In 2021, Diamond’s successor but one, Jes Staley, resigned after Barclays’ regulators reported on the way Staley had characterised his relationship with the sex offender Jeffrey Epstein while at JPMorgan. Just the year before, the Barclays board had investigated that relationship and expressed full confidence in their chief executive. But the regulators carried on with their own inquiry, took a different view and Staley left to fight his corner.
That’s a lot of big banking beasts to have stood down after official intervention following initial board backing. A more vigorous regulator, the politicisation of banking and more media interest have changed the dynamic for senior executives and boards. Under any circumstances, banks are complex businesses to run with many interlocking parts and financial risk management always looks easier in hindsight. But the additional dimension of heightened reputation risk and intense political scrutiny makes solving a Rubik’s Cube a doddle by comparison.
NatWest’s latest mishaps now leave it looking for a new chief executive as well as a new chair after Sir Howard Davies let it be known this year that he planned to step down in 2024. That’s quite some task for the bank’s head hunters. Finding top bankers means fishing in a small pond, while Rose’s public defenestration — some of which has been unnecessarily vindictive — may cause some potential chief executives to think twice, despite the financial rewards.
Meanwhile her nemesis, Farage, is calling for Davies and the entire board to go.

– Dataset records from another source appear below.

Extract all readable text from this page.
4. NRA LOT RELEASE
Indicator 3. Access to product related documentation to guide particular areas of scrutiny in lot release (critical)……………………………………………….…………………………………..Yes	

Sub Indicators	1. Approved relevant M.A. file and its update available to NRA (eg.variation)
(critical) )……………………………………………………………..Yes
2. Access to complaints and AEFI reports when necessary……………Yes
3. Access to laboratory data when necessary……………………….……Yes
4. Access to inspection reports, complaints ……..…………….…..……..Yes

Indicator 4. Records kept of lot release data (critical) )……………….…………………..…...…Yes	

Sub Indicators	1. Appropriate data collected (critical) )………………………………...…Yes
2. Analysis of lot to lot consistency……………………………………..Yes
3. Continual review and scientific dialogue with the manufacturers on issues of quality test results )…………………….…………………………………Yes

Both board and chair do have some questions to answer but wholesale change is unrealistic and unwise at an institution that is at long last financially stable. It also assumes that they can be replaced easily, an assumption that should not be taken for granted given that they appear to be serving governments as well as shareholders.
It is an unsatisfactory situation but the industry has only itself to blame following decades of mismanagement. It will only get the authorities off its back if its governance becomes as muscular as the government on which it relies in times of crisis. And that is perhaps the intended message behind the recent interventions.